Three months ago Steve Peel opened the doors of a small converted garage space in Angel Street and a glorious smell wafted out. It was the aroma of roasting coffee and Yellow Bourbon Coffee Roasters was born.
It marked the end of a long self-imposed apprenticeship for Steve – honing his skills working for others while he not only learned what makes the perfect cup of coffee but also how to roast the beans it is made from.
“I have always loved coffee, right from a child with coffee ice cream. I finally bought myself a coffee machine and learned how to repair it but the most important thing is the quality of the beans,” said Steve who is 36 with a wife Kate who is a teacher and sons Edward, four and Ernie, six.
He grew up in Wellingborough and after school joined a mate’s plastering business simply to earn some money.
“I was making up the numbers. I enjoyed the people but it was not a career. Then I saw on the internet a job for a delivery driver for a prestigious coffee company. They wanted a driver who could talk to the customers about coffee when he made deliveries,” said Steve who spent a year commuting to London just to jump in a van when he got there.
The company was Monmouth Coffee that has a coffee shop at Borough Market and Steve impressed so much as their driver he was able to move across and become an apprentice roaster.
A spell serving coffee there told him he was not ready to open his own place yet but he carried on accumulating knowledge and commuting and then finally made the break to share his roasting knowledge with a company closer to home.
By this time Steve was beginning to realise he had deeply held beliefs about the right way and the wrong way to sell coffee to the public but it would take him a further two years to find a premises where he could turn his dream into reality.

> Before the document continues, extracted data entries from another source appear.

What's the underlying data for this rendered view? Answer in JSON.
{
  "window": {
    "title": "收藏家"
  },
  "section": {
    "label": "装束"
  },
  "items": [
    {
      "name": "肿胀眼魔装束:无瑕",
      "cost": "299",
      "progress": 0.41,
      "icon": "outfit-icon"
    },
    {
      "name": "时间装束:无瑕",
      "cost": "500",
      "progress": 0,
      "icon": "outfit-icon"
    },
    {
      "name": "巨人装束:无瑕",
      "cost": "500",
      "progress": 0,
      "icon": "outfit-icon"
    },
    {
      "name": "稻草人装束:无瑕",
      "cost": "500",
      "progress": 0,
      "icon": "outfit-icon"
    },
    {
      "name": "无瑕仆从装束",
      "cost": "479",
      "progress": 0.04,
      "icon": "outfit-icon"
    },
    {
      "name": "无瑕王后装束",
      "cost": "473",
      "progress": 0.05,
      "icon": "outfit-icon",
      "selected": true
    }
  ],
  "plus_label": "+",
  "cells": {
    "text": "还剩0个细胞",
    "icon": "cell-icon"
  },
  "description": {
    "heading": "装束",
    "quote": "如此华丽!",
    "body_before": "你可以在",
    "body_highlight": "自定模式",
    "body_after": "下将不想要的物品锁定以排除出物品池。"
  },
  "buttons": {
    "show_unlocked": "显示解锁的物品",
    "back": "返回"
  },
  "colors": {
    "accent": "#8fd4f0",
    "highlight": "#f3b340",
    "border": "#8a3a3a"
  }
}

“It took us a long time. We looked all over the county, in every market town and thought we had found the right place a couple of times but then it fell through. Then we found this place and it was right from every point of view,” said Steve.
Downstairs is where the roasting and coffee making happens and whether you like coffee or not (Steve sells other drinks but will take it as a personal challenge to find you a form of coffee that you can enjoy) you’ll find the smell intoxicating. Upstairs there are sacks of coffee beans and some benches and seats so you can sit in to enjoy your tipple.
An Americano in an 8oz mug will cost you £2.30. Despite his gourmet approach, his pricing is very competitive. The quantity of liquid in the cup is all about how much coffee is being used in the drink, so 8oz of Americano is powered by 2oz of coffee. If it was served in a pint sized mug the coffee would be too diluted (“I wont do that” explained Steve).
The name Yellow Bourbon is a select type of high quality Brazilian bean and Steve said he wanted the coffee shop to have a bold, brash, modern feel to it.
“I have to say places like Magee Street Bakery and Ground Craft Coffee broke the ground for me in Northampton and it’s starting to pick up,” said Steve, who was probably being modest.
While we chatted a steady stream of customers was passing through. For many of them he already knew their order.
You can go as far as you want but you won’t find another coffee shop like this one because Steve roasts the coffee himself and there is a very personal touch to his service.
“It’s been a long time putting the dream together and my wife Kate has been supporting me all the way. Also none of it would have been possible without the help of shop manager Catia Coelho,” said Steve.
Yellow Bourbon Coffee is in Angel Street, Northampton.
It’s a great place, quality coffee with genuinely friendly people.